How can I parametrize $|x|+|y|=1$

Question

I need parametrize $|x|+|y|=1$ but I don't know how to parametrize. I know that it is a rotated square, I would like understand so if you can explain to me like if I was still, thanks

Answer 1

Starting at $(1, 0)$ and going counter-clockwise around the origin, something like $$ \cases{x(t) = |t-2| - 1\\y(t) = |t-3| - |t-1| + t -2},\quad t\in[0,4] $$ should work.

Answer 2

$x = t, \; y = \pm \big|1 - |t|\big|$ such that $-1 \leq t \leq 1$.

Answer 3

Assume we want to find an equation of the form $r(\theta)>0$ that will describe the square, where: $$x= r(\theta)\cos(\theta),\quad y=r(\theta)\sin(\theta)$$We have that: $$|r(\theta)\sin \theta|=1-|r(\theta)\cos \theta|$$ Or factoring out $r(\theta)$ (since we know $r>0$): $$r(\theta)= \frac{1}{|\cos\theta|+|\sin\theta|}$$

To visualize $x(\theta)$ and $y(\theta)$, see below as a function of $\theta$:

$\quad\quad\quad\quad\quad\quad$

Answer 4

You observed that all points $(x, y)$ satisfying $|x| + |y| = 1$ is a path forming a diamond.
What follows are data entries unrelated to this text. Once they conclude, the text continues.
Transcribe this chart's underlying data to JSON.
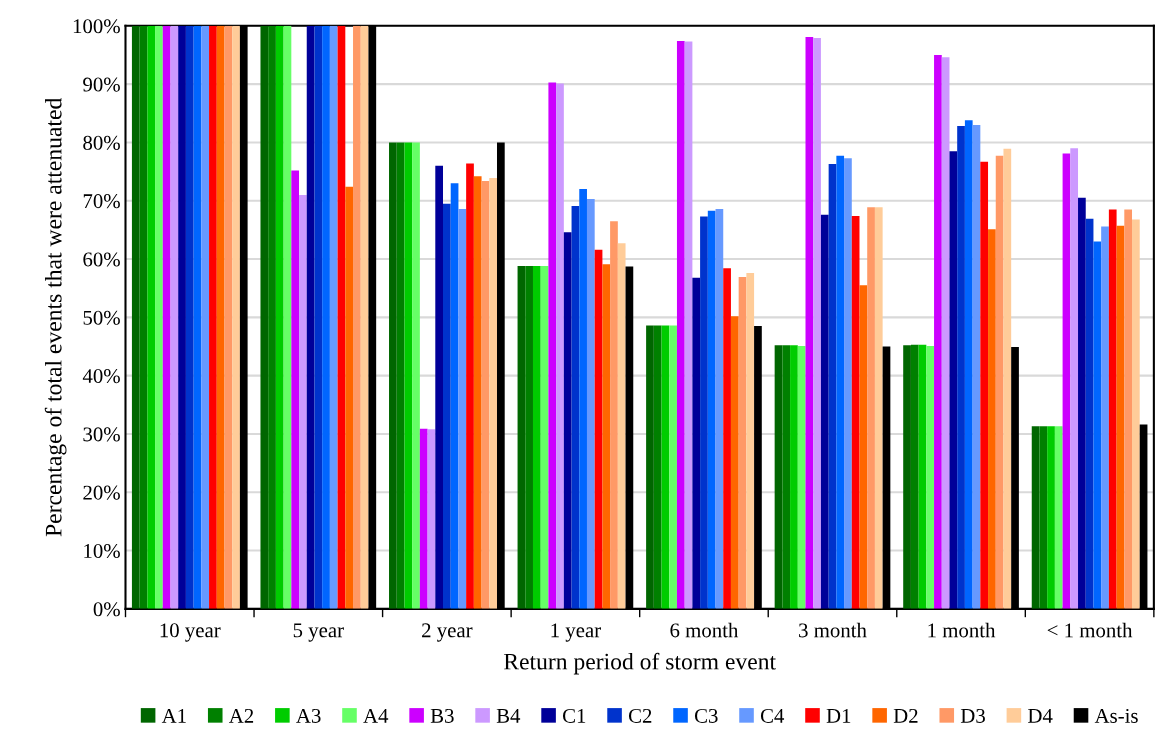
{
  "chart_data": {
    "type": "bar",
    "xlabel": "Return period of storm event",
    "ylabel": "Percentage of total events that were attenuated",
    "categories": [
      "10 year",
      "5 year",
      "2 year",
      "1 year",
      "6 month",
      "3 month",
      "1 month",
      "< 1 month"
    ],
    "series": [
      {
        "name": "A1",
        "color": "#006600",
        "values": [
          100,
          100,
          80,
          58.8,
          48.6,
          45.2,
          45.2,
          31.3
        ]
      },
      {
        "name": "A2",
        "color": "#008000",
        "values": [
          100,
          100,
          80,
          58.8,
          48.6,
          45.2,
          45.3,
          31.3
        ]
      },
      {
        "name": "A3",
        "color": "#00cc00",
        "values": [
          100,
          100,
          80,
          58.8,
          48.6,
          45.2,
          45.3,
          31.3
        ]
      },
      {
        "name": "A4",
        "color": "#66ff66",
        "values": [
          100,
          100,
          80,
          58.8,
          48.6,
          45.1,
          45.1,
          31.3
        ]
      },
      {
        "name": "B3",
        "color": "#cc00ff",
        "values": [
          100,
          75.2,
          30.9,
          90.3,
          97.4,
          98.1,
          95.0,
          78.1
        ]
      },
      {
        "name": "B4",
        "color": "#cc99ff",
        "values": [
          100,
          71.0,
          30.8,
          90.1,
          97.3,
          97.9,
          94.6,
          79.0
        ]
      },
      {
        "name": "C1",
        "color": "#000099",
        "values": [
          100,
          100,
          76.0,
          64.6,
          56.8,
          67.6,
          78.5,
          70.5
        ]
      },
      {
        "name": "C2",
        "color": "#0033cc",
        "values": [
          100,
          100,
          69.5,
          69.1,
          67.3,
          76.3,
          82.8,
          66.9
        ]
      },
      {
        "name": "C3",
        "color": "#0066ff",
        "values": [
          100,
          100,
          73.0,
          72.0,
          68.3,
          77.7,
          83.8,
          63.0
        ]
      },
      {
        "name": "C4",
        "color": "#6699ff",
        "values": [
          100,
          100,
          68.6,
          70.3,
          68.6,
          77.3,
          83.0,
          65.6
        ]
      },
      {
        "name": "D1",
        "color": "#ff0000",
        "values": [
          100,
          100,
          76.4,
          61.6,
          58.4,
          67.4,
          76.7,
          68.5
        ]
      },
      {
        "name": "D2",
        "color": "#ff6600",
        "values": [
          100,
          72.4,
          74.2,
          59.1,
          50.2,
          55.5,
          65.1,
          65.7
        ]
      },
      {
        "name": "D3",
        "color": "#ff9966",
        "values": [
          100,
          100,
          73.4,
          66.5,
          56.9,
          68.9,
          77.7,
          68.5
        ]
      },
      {
        "name": "D4",
        "color": "#ffcc99",
        "values": [
          100,
          100,
          73.9,
          62.7,
          57.6,
          68.9,
          78.9,
          66.8
        ]
      },
      {
        "name": "As-is",
        "color": "#000000",
        "values": [
          100,
          100,
          80,
          58.7,
          48.5,
          45.0,
          44.9,
          31.6
        ]
      }
    ],
    "ylim": [
      0,
      100
    ],
    "yticks": [
      {
        "value": 0,
        "label": "0%"
      },
      {
        "value": 10,
        "label": "10%"
      },
      {
        "value": 20,
        "label": "20%"
      },
      {
        "value": 30,
        "label": "30%"
      },
      {
        "value": 40,
        "label": "40%"
      },
      {
        "value": 50,
        "label": "50%"
      },
      {
        "value": 60,
        "label": "60%"
      },
      {
        "value": 70,
        "label": "70%"
      },
      {
        "value": 80,
        "label": "80%"
      },
      {
        "value": 90,
        "label": "90%"
      },
      {
        "value": 100,
        "label": "100%"
      }
    ],
    "grid": "y",
    "legend": "bottom"
  }
}
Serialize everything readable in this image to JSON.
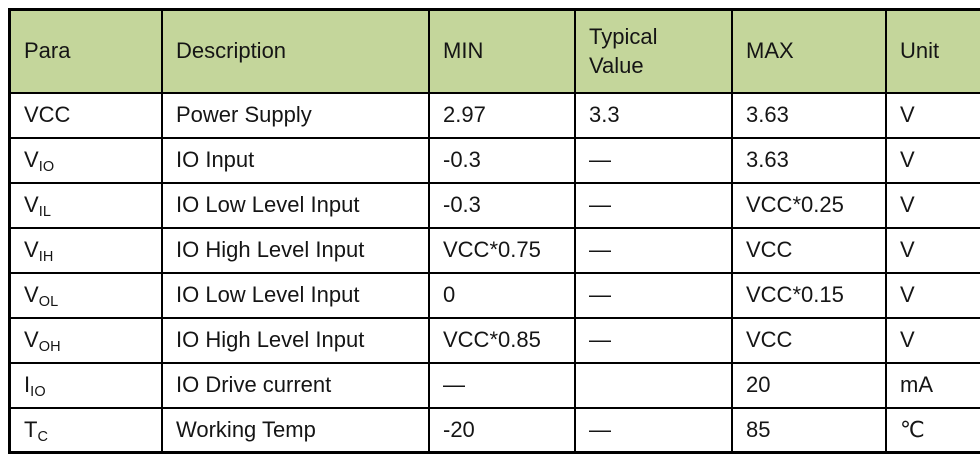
{
  "table": {
    "header_bg": "#c4d69b",
    "border_color": "#000000",
    "columns": {
      "para": "Para",
      "description": "Description",
      "min": "MIN",
      "typical": "Typical Value",
      "max": "MAX",
      "unit": "Unit"
    },
    "rows": [
      {
        "para": {
          "base": "VCC",
          "sub": ""
        },
        "description": "Power Supply",
        "min": "2.97",
        "typical": "3.3",
        "max": "3.63",
        "unit": "V"
      },
      {
        "para": {
          "base": "V",
          "sub": "IO"
        },
        "description": "IO Input",
        "min": "-0.3",
        "typical": "—",
        "max": "3.63",
        "unit": "V"
      },
      {
        "para": {
          "base": "V",
          "sub": "IL"
        },
        "description": "IO Low Level Input",
        "min": "-0.3",
        "typical": "—",
        "max": "VCC*0.25",
        "unit": "V"
      },
      {
        "para": {
          "base": "V",
          "sub": "IH"
        },
        "description": "IO High Level Input",
        "min": "VCC*0.75",
        "typical": "—",
        "max": "VCC",
        "unit": "V"
      },
      {
        "para": {
          "base": "V",
          "sub": "OL"
        },
        "description": "IO Low Level Input",
        "min": "0",
        "typical": "—",
        "max": "VCC*0.15",
        "unit": "V"
      },
      {
        "para": {
          "base": "V",
          "sub": "OH"
        },
        "description": "IO High Level Input",
        "min": "VCC*0.85",
        "typical": "—",
        "max": "VCC",
        "unit": "V"
      },
      {
        "para": {
          "base": "I",
          "sub": "IO"
        },
        "description": "IO Drive current",
        "min": "—",
        "typical": "",
        "max": "20",
        "unit": "mA"
      },
      {
        "para": {
          "base": "T",
          "sub": "C"
        },
        "description": "Working Temp",
        "min": "-20",
        "typical": "—",
        "max": "85",
        "unit": "℃"
      }
    ]
  }
}
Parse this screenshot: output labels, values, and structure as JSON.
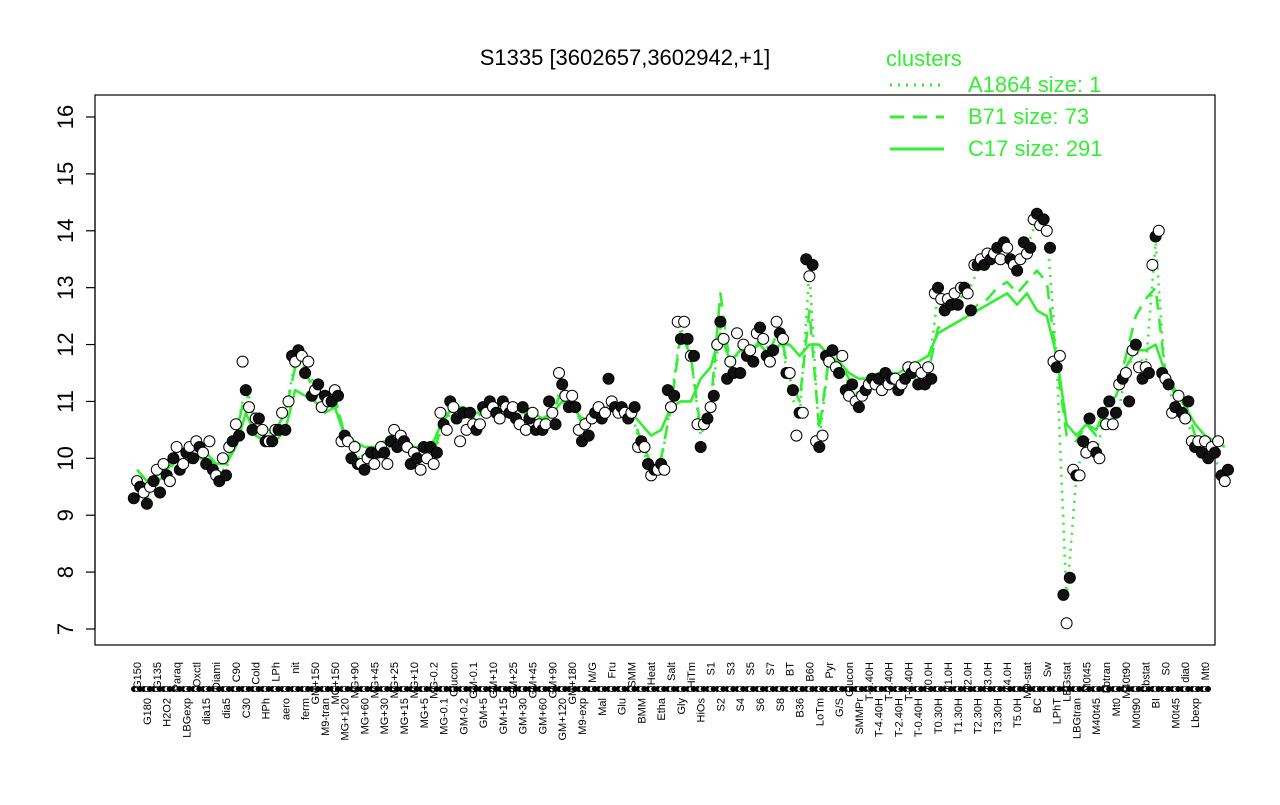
{
  "chart_data": {
    "type": "line",
    "title": "S1335 [3602657,3602942,+1]",
    "xlabel": "",
    "ylabel": "",
    "ylim": [
      7,
      16
    ],
    "yticks": [
      7,
      8,
      9,
      10,
      11,
      12,
      13,
      14,
      15,
      16
    ],
    "xlabels": [
      "G150",
      "G180",
      "G135",
      "H2O2",
      "Paraq",
      "LBGexp",
      "Oxctl",
      "dia15",
      "Diami",
      "dia5",
      "C90",
      "C30",
      "Cold",
      "HPh",
      "LPh",
      "aero",
      "nit",
      "ferm",
      "GM+150",
      "M9-tran",
      "MG+150",
      "MG+120",
      "MG+90",
      "MG+60",
      "MG+45",
      "MG+30",
      "MG+25",
      "MG+15",
      "MG+10",
      "MG+5",
      "MG-0.2",
      "MG-0.1",
      "Glucon",
      "GM-0.2",
      "GM-0.1",
      "GM+5",
      "GM+10",
      "GM+15",
      "GM+25",
      "GM+30",
      "GM+45",
      "GM+60",
      "GM+90",
      "GM+120",
      "GM+180",
      "M9-exp",
      "M/G",
      "Mal",
      "Fru",
      "Glu",
      "SMM",
      "BMM",
      "Heat",
      "Etha",
      "Salt",
      "Gly",
      "HiTm",
      "HiOs",
      "S1",
      "S2",
      "S3",
      "S4",
      "S5",
      "S6",
      "S7",
      "S8",
      "BT",
      "B36",
      "B60",
      "LoTm",
      "Pyr",
      "G/S",
      "Glucon",
      "SMMPr",
      "T-5.40H",
      "T-4.40H",
      "T-3.40H",
      "T-2.40H",
      "T-1.40H",
      "T-0.40H",
      "T0.0H",
      "T0.30H",
      "T1.0H",
      "T1.30H",
      "T2.0H",
      "T2.30H",
      "T3.0H",
      "T3.30H",
      "T4.0H",
      "T5.0H",
      "M9-stat",
      "BC",
      "Sw",
      "LPhT",
      "LBGstat",
      "LBGtran",
      "M0t45",
      "M40t45",
      "Lbtran",
      "Mt0",
      "M40t90",
      "M0t90",
      "Lbstat",
      "BI",
      "S0",
      "M0t45",
      "dia0",
      "Lbexp",
      "Mt0"
    ],
    "series": [
      {
        "name": "A1864 size: 1",
        "style": "dotted",
        "values": [
          9.5,
          9.3,
          9.6,
          9.7,
          10.0,
          9.9,
          10.1,
          10.1,
          9.8,
          9.8,
          10.4,
          11.3,
          10.6,
          10.4,
          10.5,
          10.8,
          11.7,
          11.6,
          11.3,
          11.0,
          11.1,
          10.3,
          10.1,
          9.9,
          10.0,
          10.1,
          10.3,
          10.2,
          10.0,
          9.9,
          10.0,
          10.7,
          10.9,
          10.8,
          10.7,
          10.8,
          10.9,
          10.8,
          10.9,
          10.8,
          10.7,
          10.6,
          10.8,
          11.3,
          11.0,
          10.6,
          10.6,
          10.9,
          11.1,
          10.8,
          10.8,
          10.2,
          9.8,
          9.9,
          11.0,
          12.3,
          11.8,
          10.4,
          10.9,
          12.3,
          11.6,
          11.9,
          11.8,
          12.1,
          11.9,
          12.3,
          11.2,
          10.7,
          13.3,
          10.3,
          11.8,
          11.7,
          11.3,
          11.0,
          11.2,
          11.3,
          11.3,
          11.3,
          11.4,
          11.4,
          11.5,
          12.9,
          12.8,
          12.8,
          12.9,
          13.3,
          13.4,
          13.6,
          13.7,
          13.4,
          13.7,
          14.2,
          14.0,
          11.7,
          7.5,
          9.7,
          10.4,
          10.1,
          10.8,
          10.6,
          11.5,
          11.9,
          11.6,
          13.8,
          11.4,
          10.9,
          10.8,
          10.2,
          10.1,
          10.0,
          9.6
        ]
      },
      {
        "name": "B71 size: 73",
        "style": "dashed",
        "values": [
          9.6,
          9.5,
          9.6,
          9.7,
          10.0,
          9.9,
          10.0,
          10.1,
          9.9,
          9.9,
          10.4,
          11.2,
          10.6,
          10.5,
          10.5,
          10.8,
          11.6,
          11.5,
          11.2,
          11.0,
          11.1,
          10.4,
          10.2,
          10.0,
          10.1,
          10.1,
          10.3,
          10.2,
          10.1,
          10.0,
          10.1,
          10.7,
          10.8,
          10.8,
          10.7,
          10.8,
          10.8,
          10.8,
          10.8,
          10.8,
          10.7,
          10.6,
          10.8,
          11.2,
          11.0,
          10.6,
          10.6,
          10.9,
          11.0,
          10.8,
          10.8,
          10.3,
          9.9,
          10.0,
          10.9,
          12.2,
          11.8,
          10.5,
          10.9,
          12.9,
          11.6,
          11.9,
          11.8,
          12.1,
          11.9,
          12.3,
          11.4,
          11.0,
          12.6,
          10.5,
          11.8,
          11.7,
          11.4,
          11.1,
          11.2,
          11.3,
          11.3,
          11.3,
          11.4,
          11.4,
          11.5,
          12.3,
          12.3,
          12.4,
          12.5,
          12.7,
          12.8,
          13.0,
          13.1,
          12.9,
          13.1,
          13.3,
          13.1,
          11.7,
          10.4,
          10.3,
          10.6,
          10.4,
          10.9,
          11.1,
          11.8,
          12.5,
          12.8,
          13.0,
          11.5,
          11.1,
          11.0,
          10.4,
          10.3,
          10.2,
          10.1
        ]
      },
      {
        "name": "C17 size: 291",
        "style": "solid",
        "values": [
          9.8,
          9.6,
          9.7,
          9.8,
          10.0,
          9.9,
          10.0,
          10.0,
          9.9,
          9.9,
          10.2,
          10.8,
          10.4,
          10.3,
          10.3,
          10.5,
          11.2,
          11.1,
          11.0,
          10.8,
          10.9,
          10.4,
          10.3,
          10.2,
          10.2,
          10.3,
          10.3,
          10.3,
          10.2,
          10.2,
          10.3,
          10.7,
          10.9,
          10.9,
          10.8,
          10.8,
          10.9,
          10.9,
          10.9,
          10.8,
          10.8,
          10.7,
          10.8,
          11.0,
          10.9,
          10.7,
          10.7,
          10.8,
          11.0,
          10.8,
          10.8,
          10.6,
          10.4,
          10.5,
          10.9,
          11.0,
          11.0,
          11.4,
          11.6,
          12.2,
          11.7,
          11.9,
          11.9,
          12.0,
          11.8,
          12.0,
          12.0,
          11.8,
          12.0,
          12.0,
          11.8,
          11.7,
          11.5,
          11.4,
          11.4,
          11.5,
          11.5,
          11.5,
          11.6,
          11.7,
          11.8,
          12.2,
          12.3,
          12.4,
          12.5,
          12.6,
          12.7,
          12.8,
          12.9,
          12.7,
          12.9,
          12.6,
          12.5,
          11.8,
          10.6,
          10.4,
          10.6,
          10.5,
          10.9,
          11.1,
          11.6,
          11.9,
          11.9,
          12.0,
          11.5,
          11.2,
          10.9,
          10.6,
          10.4,
          10.3,
          10.2
        ]
      }
    ],
    "points": [
      [
        9.3,
        9.6,
        9.5
      ],
      [
        9.4,
        9.2,
        9.5
      ],
      [
        9.6,
        9.8,
        9.4
      ],
      [
        9.9,
        9.7,
        9.6
      ],
      [
        10.0,
        10.2,
        9.8
      ],
      [
        9.9,
        10.1,
        10.2
      ],
      [
        10.0,
        10.3,
        10.2
      ],
      [
        10.1,
        9.9,
        10.3
      ],
      [
        9.8,
        9.7,
        9.6
      ],
      [
        10.0,
        9.7,
        10.2
      ],
      [
        10.3,
        10.6,
        10.4
      ],
      [
        11.7,
        11.2,
        10.9
      ],
      [
        10.5,
        10.7,
        10.7
      ],
      [
        10.5,
        10.3,
        10.3
      ],
      [
        10.3,
        10.5,
        10.5
      ],
      [
        10.8,
        10.5,
        11.0
      ],
      [
        11.8,
        11.7,
        11.9
      ],
      [
        11.8,
        11.5,
        11.7
      ],
      [
        11.1,
        11.2,
        11.3
      ],
      [
        10.9,
        11.1,
        11.0
      ],
      [
        11.0,
        11.2,
        11.1
      ],
      [
        10.3,
        10.4,
        10.3
      ],
      [
        10.0,
        10.2,
        9.9
      ],
      [
        9.9,
        9.8,
        10.0
      ],
      [
        10.1,
        9.9,
        10.1
      ],
      [
        10.2,
        10.1,
        9.9
      ],
      [
        10.3,
        10.5,
        10.2
      ],
      [
        10.4,
        10.3,
        10.2
      ],
      [
        9.9,
        10.1,
        10.0
      ],
      [
        9.8,
        10.2,
        10.0
      ],
      [
        10.2,
        9.9,
        10.1
      ],
      [
        10.8,
        10.6,
        10.5
      ],
      [
        11.0,
        10.9,
        10.7
      ],
      [
        10.3,
        10.8,
        10.5
      ],
      [
        10.8,
        10.6,
        10.5
      ],
      [
        10.6,
        10.9,
        10.8
      ],
      [
        11.0,
        10.9,
        10.8
      ],
      [
        10.7,
        11.0,
        10.9
      ],
      [
        10.8,
        10.9,
        10.7
      ],
      [
        10.6,
        10.9,
        10.5
      ],
      [
        10.7,
        10.8,
        10.5
      ],
      [
        10.6,
        10.5,
        10.6
      ],
      [
        11.0,
        10.8,
        10.6
      ],
      [
        11.5,
        11.3,
        11.1
      ],
      [
        10.9,
        11.1,
        10.9
      ],
      [
        10.5,
        10.3,
        10.6
      ],
      [
        10.4,
        10.7,
        10.8
      ],
      [
        10.9,
        10.7,
        10.8
      ],
      [
        11.4,
        11.0,
        10.9
      ],
      [
        10.8,
        10.9,
        10.8
      ],
      [
        10.7,
        10.8,
        10.9
      ],
      [
        10.2,
        10.3,
        10.2
      ],
      [
        9.9,
        9.7,
        9.8
      ],
      [
        9.8,
        9.9,
        9.8
      ],
      [
        11.2,
        10.9,
        11.1
      ],
      [
        12.4,
        12.1,
        12.4
      ],
      [
        12.1,
        11.8,
        11.8
      ],
      [
        10.6,
        10.2,
        10.6
      ],
      [
        10.7,
        10.9,
        11.1
      ],
      [
        12.0,
        12.4,
        12.1
      ],
      [
        11.4,
        11.7,
        11.5
      ],
      [
        12.2,
        11.5,
        12.0
      ],
      [
        11.8,
        11.9,
        11.7
      ],
      [
        12.2,
        12.3,
        12.1
      ],
      [
        11.8,
        11.7,
        11.9
      ],
      [
        12.4,
        12.2,
        12.1
      ],
      [
        11.5,
        11.5,
        11.2
      ],
      [
        10.4,
        10.8,
        10.8
      ],
      [
        13.5,
        13.2,
        13.4
      ],
      [
        10.3,
        10.2,
        10.4
      ],
      [
        11.8,
        11.7,
        11.9
      ],
      [
        11.6,
        11.5,
        11.8
      ],
      [
        11.2,
        11.1,
        11.3
      ],
      [
        11.0,
        10.9,
        11.1
      ],
      [
        11.2,
        11.3,
        11.4
      ],
      [
        11.3,
        11.4,
        11.2
      ],
      [
        11.5,
        11.3,
        11.4
      ],
      [
        11.4,
        11.2,
        11.3
      ],
      [
        11.4,
        11.6,
        11.5
      ],
      [
        11.6,
        11.3,
        11.5
      ],
      [
        11.3,
        11.6,
        11.4
      ],
      [
        12.9,
        13.0,
        12.8
      ],
      [
        12.6,
        12.8,
        12.7
      ],
      [
        12.9,
        12.7,
        13.0
      ],
      [
        13.0,
        12.9,
        12.6
      ],
      [
        13.4,
        13.4,
        13.5
      ],
      [
        13.4,
        13.6,
        13.5
      ],
      [
        13.6,
        13.7,
        13.5
      ],
      [
        13.8,
        13.7,
        13.5
      ],
      [
        13.4,
        13.3,
        13.5
      ],
      [
        13.8,
        13.6,
        13.7
      ],
      [
        14.2,
        14.3,
        14.1
      ],
      [
        14.2,
        14.0,
        13.7
      ],
      [
        11.7,
        11.6,
        11.8
      ],
      [
        7.6,
        7.1,
        7.9
      ],
      [
        9.8,
        9.7,
        9.7
      ],
      [
        10.3,
        10.1,
        10.7
      ],
      [
        10.2,
        10.1,
        10.0
      ],
      [
        10.8,
        10.6,
        11.0
      ],
      [
        10.6,
        10.8,
        11.3
      ],
      [
        11.4,
        11.5,
        11.0
      ],
      [
        11.9,
        12.0,
        11.6
      ],
      [
        11.4,
        11.6,
        11.5
      ],
      [
        13.4,
        13.9,
        14.0
      ],
      [
        11.5,
        11.4,
        11.3
      ],
      [
        10.8,
        10.9,
        11.1
      ],
      [
        10.8,
        10.7,
        11.0
      ],
      [
        10.3,
        10.2,
        10.3
      ],
      [
        10.1,
        10.3,
        10.0
      ],
      [
        10.2,
        10.1,
        10.3
      ],
      [
        9.7,
        9.6,
        9.8
      ]
    ],
    "legend": {
      "title": "clusters",
      "placement": "top-right",
      "entries": [
        "A1864 size: 1",
        "B71 size: 73",
        "C17 size: 291"
      ]
    },
    "colors": {
      "series": "#33ee33",
      "points_filled": "#111111",
      "points_open": "#ffffff",
      "axis": "#000000"
    }
  }
}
Since paths are 1-dimensional lines, you can describe the path as a function of one variable, as $(x(t), y(t))$.

One option for defining $(x(t), y(t))$ is to start at $(0, 1)$ at $t=0$, and move counter-clockwise around the origin, with $t=1$ being at $(1, 0)$, and when $t=2$ the path is at $(-1, 0)$, at $t=3$ the path is at $(0, -1)$, and at $t=4$ the path has returned to $(1, 0)$. That can be written out as:

$$\begin{bmatrix} x(t) \\ y(t) \end{bmatrix} = \begin{cases} \begin{bmatrix} 1 \\ 0 \end{bmatrix} + \begin{bmatrix} -1 \\ 1 \end{bmatrix}t \quad &\text{ for } 0 \le t \le 1 \\ % \begin{bmatrix} 0 \\ 1 \end{bmatrix} + \begin{bmatrix} -1 \\ -1 \end{bmatrix}(t - 1) \quad &\text{ for } 1 \le t \le 2 \\ % \begin{bmatrix} -1 \\ 0 \end{bmatrix} + \begin{bmatrix} 1 \\ -1 \end{bmatrix}(t - 2) \quad &\text{ for } 2 \le t \le 3 \\ % \begin{bmatrix} 0 \\ -1 \end{bmatrix} + \begin{bmatrix} 1 \\ 1 \end{bmatrix}(t - 3) \quad &\text{ for } 3 \le t \le 4 \\ \end{cases}$$

If the problem had been a 2 dimensional shape, such as the face of a cube, we would have had to use 2 parameter variables, such as $(x(s, t), y(s, t))$. But for one dimensional shapes you only need 1 variable.

Answer 5

Let $A=(0,1)$, $B=(1,0)$, $C=(0,-1)$, $D=(-1,0)$. The locus $|x|+|y|=1$ is the square with vertices $ABCD$.

Define $f:[0,1]\rightarrow\Bbb R^2$ as follows: $$ f(t)=\begin{cases} (1-4t)A+4tB & \text{if $0\leq t\leq\frac14$} \\ (2-4t)B+(4t-1)C & \text{if $\frac14\leq t\leq\frac12$} \\ (3-4t)C+(4t-2)D & \text{if $\frac12\leq t\leq\frac34$} \\ (4-4t)D+(4t-3)A & \text{if $\frac34\leq t\leq1$} \end{cases} $$

Answer 6

The most natural parametrization is probably $\gamma:[0,2\pi)\to\mathbb{R}^2$ given by: $$ \gamma(t)=\left(\frac{\cos\theta}{|\sin\theta|+|\cos\theta|},\frac{\sin\theta}{|\sin\theta|+|\cos\theta|}\right) $$ i.e. the re-scaled circle.

Answer 7

From the implicit equation,

$$y=\pm(1-|x|)$$with $x\in[-1,1]$.

Let $x$ run from $-1$ to $1$, following the lower branch and using a parameter $t$:

$$t\in[-2,0]\to x=1+t,y=|x|-1=|1+t|-1.$$

Then let $x$ run from $1$ to $-1$, following the upper branch:

$$t\in[0,2]\to x=1-t,y=1-|x|=1-|1-t|.$$

We can condense in a single expression

$$t\in[-2,2]\to \\x=1-|t|,\\y=\text{sign}(t)(1-|1-|t||).$$

Answer 8

You could use $x = \cos t |\cos t|$, $y = \sin t |\sin t|$, $0 \le t \le 2\pi$.